Secondly, you could change the color of each data according to a fourth variable. For example, you could change the data's color from green to red with increasing sepalWidth.

To demonstrate these capabilities, let's import a new dataset.

UC Irvine maintains a very valuable collection of public datasets for practice with machine learning and data visualization that they have made available to the public through the UCI Machine Learning Repository.

We will be importing their Wine Quality dataset to demonstrate a four-dimensional scatterplot.

You can import this dataset with the following Python command:

wine_data = pd.read_csv('http://archive.ics.uci.edu/ml/machine-learning-databases/wine-quality/winequality-red.csv', sep=';')

Let's take a look at what is contained in the data by investigating the columns of the DataFrame:

wine_data.columns

#Returns Index(['fixed acidity', 'volatile acidity', 'citric acid', 'residual sugar',
#       'chlorides', 'free sulfur dioxide', 'total sulfur dioxide', 'density',
#       'pH', 'sulphates', 'alcohol', 'quality'],
#      dtype='object')

To demonstrate a four-dimensional scatterplot, let's plot fixed acidity on the x-axis, volatile acidity on the y-axis, residual sugar as the size of the data points, and pH as the color of the data points.
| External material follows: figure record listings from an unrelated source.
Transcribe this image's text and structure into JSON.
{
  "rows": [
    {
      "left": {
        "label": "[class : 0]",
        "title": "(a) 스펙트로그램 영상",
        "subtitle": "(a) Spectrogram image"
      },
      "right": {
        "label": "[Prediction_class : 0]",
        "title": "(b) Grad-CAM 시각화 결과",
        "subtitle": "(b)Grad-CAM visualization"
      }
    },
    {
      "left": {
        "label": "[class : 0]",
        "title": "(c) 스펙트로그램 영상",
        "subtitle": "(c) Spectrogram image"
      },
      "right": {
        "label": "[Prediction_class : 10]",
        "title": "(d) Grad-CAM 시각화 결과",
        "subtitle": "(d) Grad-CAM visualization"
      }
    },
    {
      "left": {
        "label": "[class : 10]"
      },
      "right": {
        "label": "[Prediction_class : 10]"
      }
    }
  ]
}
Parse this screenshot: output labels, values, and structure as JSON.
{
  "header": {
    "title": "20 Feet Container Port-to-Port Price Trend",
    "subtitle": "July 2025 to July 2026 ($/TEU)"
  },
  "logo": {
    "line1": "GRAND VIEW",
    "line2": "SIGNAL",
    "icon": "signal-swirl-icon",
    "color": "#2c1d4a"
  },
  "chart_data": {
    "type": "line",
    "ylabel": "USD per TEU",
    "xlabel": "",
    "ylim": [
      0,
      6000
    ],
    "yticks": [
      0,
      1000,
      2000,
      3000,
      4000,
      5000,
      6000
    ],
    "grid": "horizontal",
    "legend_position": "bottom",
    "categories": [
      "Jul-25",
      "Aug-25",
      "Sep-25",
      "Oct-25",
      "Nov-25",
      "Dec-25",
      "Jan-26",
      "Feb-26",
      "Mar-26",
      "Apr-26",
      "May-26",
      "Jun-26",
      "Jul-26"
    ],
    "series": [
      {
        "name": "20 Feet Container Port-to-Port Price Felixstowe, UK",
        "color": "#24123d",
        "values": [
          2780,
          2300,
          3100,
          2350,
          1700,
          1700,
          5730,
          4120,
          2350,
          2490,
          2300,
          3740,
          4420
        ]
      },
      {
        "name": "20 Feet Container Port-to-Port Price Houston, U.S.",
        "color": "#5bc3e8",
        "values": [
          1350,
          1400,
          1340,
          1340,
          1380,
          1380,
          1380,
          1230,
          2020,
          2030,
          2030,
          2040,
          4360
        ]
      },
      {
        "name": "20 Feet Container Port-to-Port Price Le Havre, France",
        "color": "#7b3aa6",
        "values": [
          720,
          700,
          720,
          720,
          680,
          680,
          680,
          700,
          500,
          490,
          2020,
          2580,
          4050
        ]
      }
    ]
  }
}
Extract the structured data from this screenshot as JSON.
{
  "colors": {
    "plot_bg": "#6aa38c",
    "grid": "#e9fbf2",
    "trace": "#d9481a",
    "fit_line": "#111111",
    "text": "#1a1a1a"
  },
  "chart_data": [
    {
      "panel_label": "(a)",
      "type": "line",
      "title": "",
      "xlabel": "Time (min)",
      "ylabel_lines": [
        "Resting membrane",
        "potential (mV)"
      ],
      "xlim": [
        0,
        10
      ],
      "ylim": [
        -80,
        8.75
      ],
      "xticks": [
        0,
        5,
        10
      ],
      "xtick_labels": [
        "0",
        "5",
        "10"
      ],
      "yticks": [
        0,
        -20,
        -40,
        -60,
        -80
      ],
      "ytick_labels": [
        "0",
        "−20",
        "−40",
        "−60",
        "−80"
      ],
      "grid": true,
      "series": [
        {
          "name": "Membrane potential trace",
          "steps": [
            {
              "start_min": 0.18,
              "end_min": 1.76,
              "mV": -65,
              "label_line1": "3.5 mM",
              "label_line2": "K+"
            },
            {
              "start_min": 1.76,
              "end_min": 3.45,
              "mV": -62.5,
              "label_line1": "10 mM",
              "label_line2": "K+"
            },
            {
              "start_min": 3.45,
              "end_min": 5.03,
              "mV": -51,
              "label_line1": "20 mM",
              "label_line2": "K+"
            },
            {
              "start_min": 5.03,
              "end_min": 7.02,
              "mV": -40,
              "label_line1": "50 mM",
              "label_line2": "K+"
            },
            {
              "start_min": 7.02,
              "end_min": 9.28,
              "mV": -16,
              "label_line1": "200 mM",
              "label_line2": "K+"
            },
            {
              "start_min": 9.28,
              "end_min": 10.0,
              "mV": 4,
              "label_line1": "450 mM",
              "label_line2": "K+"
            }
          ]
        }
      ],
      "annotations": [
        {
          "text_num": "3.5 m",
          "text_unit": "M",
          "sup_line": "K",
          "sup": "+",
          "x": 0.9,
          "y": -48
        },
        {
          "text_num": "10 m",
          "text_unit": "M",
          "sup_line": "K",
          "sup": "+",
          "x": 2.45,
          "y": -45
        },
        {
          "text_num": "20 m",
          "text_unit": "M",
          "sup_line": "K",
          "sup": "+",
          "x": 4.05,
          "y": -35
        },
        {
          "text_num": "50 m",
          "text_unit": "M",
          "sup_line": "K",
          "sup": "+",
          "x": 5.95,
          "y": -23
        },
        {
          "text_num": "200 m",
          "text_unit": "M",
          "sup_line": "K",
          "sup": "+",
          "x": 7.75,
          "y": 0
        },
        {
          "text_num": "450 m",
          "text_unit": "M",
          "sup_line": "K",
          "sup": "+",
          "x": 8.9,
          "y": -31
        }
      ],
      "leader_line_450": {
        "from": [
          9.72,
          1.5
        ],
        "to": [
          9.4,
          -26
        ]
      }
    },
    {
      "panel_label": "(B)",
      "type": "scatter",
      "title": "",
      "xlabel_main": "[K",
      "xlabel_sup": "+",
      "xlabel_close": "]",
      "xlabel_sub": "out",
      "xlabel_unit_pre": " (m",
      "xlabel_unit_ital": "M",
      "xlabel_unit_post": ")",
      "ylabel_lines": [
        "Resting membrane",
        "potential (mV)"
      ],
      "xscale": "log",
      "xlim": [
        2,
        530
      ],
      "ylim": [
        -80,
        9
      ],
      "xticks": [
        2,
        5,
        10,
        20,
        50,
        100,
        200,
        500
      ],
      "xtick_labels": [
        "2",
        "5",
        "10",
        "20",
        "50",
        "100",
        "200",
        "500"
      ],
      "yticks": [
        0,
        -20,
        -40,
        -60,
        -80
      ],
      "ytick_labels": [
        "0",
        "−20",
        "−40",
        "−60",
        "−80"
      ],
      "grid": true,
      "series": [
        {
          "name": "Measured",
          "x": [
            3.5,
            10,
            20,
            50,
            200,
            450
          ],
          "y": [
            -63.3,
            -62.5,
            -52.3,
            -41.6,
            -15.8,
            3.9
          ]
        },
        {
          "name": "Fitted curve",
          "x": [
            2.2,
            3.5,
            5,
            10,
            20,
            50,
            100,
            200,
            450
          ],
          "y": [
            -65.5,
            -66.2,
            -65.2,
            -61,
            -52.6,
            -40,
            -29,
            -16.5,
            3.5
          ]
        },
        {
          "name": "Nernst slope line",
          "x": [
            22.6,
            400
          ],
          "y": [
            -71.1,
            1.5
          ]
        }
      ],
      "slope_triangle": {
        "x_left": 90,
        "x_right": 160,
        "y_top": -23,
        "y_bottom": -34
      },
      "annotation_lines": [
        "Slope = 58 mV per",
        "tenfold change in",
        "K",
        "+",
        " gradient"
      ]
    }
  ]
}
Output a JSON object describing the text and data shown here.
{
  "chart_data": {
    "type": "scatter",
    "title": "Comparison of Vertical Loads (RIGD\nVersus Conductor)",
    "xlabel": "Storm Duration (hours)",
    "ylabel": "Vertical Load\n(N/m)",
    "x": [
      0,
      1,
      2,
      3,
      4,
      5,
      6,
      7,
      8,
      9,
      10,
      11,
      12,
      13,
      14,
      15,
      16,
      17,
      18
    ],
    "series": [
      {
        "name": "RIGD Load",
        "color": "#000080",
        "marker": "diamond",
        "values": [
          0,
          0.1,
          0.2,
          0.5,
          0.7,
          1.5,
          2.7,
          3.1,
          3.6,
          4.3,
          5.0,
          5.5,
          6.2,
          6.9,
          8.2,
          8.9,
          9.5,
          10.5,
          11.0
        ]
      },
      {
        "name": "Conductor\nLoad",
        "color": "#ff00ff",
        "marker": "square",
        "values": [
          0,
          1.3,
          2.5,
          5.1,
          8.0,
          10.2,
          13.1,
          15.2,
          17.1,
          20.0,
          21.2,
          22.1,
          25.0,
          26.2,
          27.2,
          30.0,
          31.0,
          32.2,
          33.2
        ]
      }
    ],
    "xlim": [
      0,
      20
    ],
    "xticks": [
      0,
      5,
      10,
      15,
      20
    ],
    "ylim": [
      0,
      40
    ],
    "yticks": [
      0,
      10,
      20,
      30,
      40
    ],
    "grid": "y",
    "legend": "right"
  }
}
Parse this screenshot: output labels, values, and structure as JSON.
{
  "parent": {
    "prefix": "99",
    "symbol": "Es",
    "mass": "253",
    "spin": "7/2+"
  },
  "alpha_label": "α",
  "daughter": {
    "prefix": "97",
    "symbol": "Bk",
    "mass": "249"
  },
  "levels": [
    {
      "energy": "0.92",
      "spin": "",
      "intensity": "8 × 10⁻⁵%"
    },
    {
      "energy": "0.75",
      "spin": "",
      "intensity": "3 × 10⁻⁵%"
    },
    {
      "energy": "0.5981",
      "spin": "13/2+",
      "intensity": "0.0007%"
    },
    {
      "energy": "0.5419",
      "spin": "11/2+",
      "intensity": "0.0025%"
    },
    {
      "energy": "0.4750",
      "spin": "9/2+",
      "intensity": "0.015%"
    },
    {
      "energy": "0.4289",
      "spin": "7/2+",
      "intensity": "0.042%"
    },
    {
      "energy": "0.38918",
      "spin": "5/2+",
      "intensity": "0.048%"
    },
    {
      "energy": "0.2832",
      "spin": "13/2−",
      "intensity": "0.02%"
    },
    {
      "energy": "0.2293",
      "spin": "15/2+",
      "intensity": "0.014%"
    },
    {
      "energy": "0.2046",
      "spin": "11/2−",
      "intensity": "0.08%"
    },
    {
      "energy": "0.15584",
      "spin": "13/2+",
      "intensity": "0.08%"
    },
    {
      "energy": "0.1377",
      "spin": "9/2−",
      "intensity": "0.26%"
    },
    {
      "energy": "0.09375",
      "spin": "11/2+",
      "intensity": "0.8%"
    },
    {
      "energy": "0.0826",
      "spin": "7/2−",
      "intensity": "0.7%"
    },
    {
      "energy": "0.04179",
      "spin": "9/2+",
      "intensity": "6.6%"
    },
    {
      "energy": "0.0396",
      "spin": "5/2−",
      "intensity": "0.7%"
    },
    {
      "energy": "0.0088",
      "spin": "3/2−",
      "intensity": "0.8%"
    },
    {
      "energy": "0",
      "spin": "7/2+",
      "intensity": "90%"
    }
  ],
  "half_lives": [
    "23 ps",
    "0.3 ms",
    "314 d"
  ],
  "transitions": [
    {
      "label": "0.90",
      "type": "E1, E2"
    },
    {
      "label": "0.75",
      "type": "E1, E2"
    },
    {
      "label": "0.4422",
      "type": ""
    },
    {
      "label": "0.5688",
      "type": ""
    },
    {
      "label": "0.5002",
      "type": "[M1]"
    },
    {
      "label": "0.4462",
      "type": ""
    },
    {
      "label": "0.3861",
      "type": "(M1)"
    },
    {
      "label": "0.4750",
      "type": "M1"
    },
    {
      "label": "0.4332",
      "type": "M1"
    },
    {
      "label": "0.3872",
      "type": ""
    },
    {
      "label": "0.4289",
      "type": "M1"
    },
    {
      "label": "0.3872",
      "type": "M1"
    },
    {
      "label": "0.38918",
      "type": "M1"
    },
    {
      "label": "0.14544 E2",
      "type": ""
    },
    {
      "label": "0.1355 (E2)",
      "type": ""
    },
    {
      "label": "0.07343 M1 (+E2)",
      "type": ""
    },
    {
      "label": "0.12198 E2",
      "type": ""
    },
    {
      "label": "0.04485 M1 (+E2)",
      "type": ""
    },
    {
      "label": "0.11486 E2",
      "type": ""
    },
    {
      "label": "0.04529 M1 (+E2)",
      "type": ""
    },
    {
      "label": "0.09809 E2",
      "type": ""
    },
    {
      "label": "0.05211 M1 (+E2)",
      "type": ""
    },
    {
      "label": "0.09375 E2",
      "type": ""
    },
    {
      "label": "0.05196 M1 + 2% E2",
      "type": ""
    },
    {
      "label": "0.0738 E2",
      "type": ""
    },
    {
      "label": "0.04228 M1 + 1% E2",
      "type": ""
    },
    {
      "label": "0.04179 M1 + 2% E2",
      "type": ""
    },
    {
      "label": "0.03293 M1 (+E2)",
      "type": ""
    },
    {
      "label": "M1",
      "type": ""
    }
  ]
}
I create each of these variables below:

x = wine_data['fixed acidity']

y = wine_data['volatile acidity']

s = wine_data['residual sugar']

c = wine_data['pH']

It is now time to create the chart! I will be using the RdPu color map template from matplotlib since it roughly matches the color scheme of a nice red wine. Kudos to this Medium article for the color scheme idea.

Here is the code:

plt.scatter(x, y, c=c, s=s, cmap='RdPu')

plt.xlabel('Fixed Acidity', fontsize=20)

plt.ylabel('Volatile Acidity', fontsize=20)

plt.title('A Scatterplot of Wine Characteristics (Size = Residual Sugar)', fontsize=25)

Your Second Scatterplot

After looking at this chart, I believe there are two obvious improvements that we can make before concluding this lesson.

First, I think the size of each datapoint should be improved. A 10x increase should do it. Replace s=s with s=s*10 and the chart is immediately more interpretable:

Your Second Scatterplot

Second, we can add a colorbar to the plot that provides some context for the different colors of the data points. Specifically, I use the last line of the following code block to create a color bar with a label of pH with a fontsize of 20:

plt.scatter(x, y, c=c, s=s*10, cmap='RdPu')

plt.xlabel('Fixed Acidity', fontsize=20)

plt.ylabel('Volatile Acidity', fontsize=20)

plt.title('A Scatterplot of Wine Characteristics (Size = Residual Sugar)', fontsize=25)

plt.colorbar().set_label('pH', rotation=0, fontsize=20)

Your Second Scatterplot

Moving On

In this lesson, we learned all about how to create scatterplots in Python using matplotlib. I know that we discussed a lot in this lesson and it can seen overwhelming. Keep practicing and you'll get the hang of it soon!